A hand with pink painted fingernails holds a Salesforce (CRM) sticker.

Source: Bjorn Bakstad / Shutterstock.com

Long-term investors should see the fall of CRM stock as a buying opportunity. But expecting a repeat of the last five year’s gain of nearly 180% is asking a lot. Just as the market is rotating toward recovery plays, so too CRM stock holders are rotating, from short-term speculators in capital gains to long-term holders with retirement on their minds.

That’s because, with over $21 billion in sales during the fiscal year ending in January, Salesforce is reaching maturity. The easy gains of taking new clients to the cloud are ending. Now comes the hard slog of competing against other cloud giants.

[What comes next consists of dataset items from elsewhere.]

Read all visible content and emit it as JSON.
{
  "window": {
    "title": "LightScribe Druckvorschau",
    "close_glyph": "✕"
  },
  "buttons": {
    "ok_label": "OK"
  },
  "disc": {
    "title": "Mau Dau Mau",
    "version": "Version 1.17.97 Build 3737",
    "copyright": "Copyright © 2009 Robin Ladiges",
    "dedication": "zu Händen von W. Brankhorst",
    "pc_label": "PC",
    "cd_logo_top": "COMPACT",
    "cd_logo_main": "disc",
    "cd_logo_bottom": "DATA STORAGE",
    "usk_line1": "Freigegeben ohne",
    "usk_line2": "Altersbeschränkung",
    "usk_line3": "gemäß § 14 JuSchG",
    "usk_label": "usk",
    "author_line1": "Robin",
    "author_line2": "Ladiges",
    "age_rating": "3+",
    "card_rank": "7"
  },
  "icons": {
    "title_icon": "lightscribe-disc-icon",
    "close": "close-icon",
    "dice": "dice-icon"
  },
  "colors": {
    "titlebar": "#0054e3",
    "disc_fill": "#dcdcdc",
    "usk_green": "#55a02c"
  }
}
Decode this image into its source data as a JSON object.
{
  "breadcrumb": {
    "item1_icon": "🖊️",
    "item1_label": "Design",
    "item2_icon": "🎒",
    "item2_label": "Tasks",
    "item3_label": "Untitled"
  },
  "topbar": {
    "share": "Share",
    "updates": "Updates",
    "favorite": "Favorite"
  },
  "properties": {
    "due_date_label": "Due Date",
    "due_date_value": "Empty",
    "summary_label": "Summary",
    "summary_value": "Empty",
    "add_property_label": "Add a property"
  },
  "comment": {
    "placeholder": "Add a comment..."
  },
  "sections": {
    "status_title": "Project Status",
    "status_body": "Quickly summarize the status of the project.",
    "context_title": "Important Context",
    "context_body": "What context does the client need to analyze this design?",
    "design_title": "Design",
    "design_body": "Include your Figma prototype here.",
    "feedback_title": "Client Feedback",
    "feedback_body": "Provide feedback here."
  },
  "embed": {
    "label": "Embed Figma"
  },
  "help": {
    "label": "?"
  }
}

Few companies are as ready for that competition as Salesforce.

A Sea of Concerns

Salesforce was founded in 1999, and co-founder Marc Benioff remains at the helm. But Father Time is undefeated, and Benioff has Time Magazine on his plate now, as well as charitable interests. Succession is always a question at big companies, and Benioff seems to have tapped Bret Taylor as his replacement. Taylor, 42, came to Salesforce with Quip, a mobile productivity suite, in 2016.

Salesforce corrected nearly 10% in the month after its January earnings report. That quarter looked very good, with sales and gross profit both rising about 20%. The company is forecasting fiscal 2022 revenue of $25.65 billion, a gain of about 21%.

Three years after moving into its San Francisco office tower, the city’s tallest building, Salesforce is now dropping office space in a declining market. It found during the pandemic that its claims the cloud would let you work from anywhere were true. It’s now adapting to its own reality, letting some workers stay home permanently.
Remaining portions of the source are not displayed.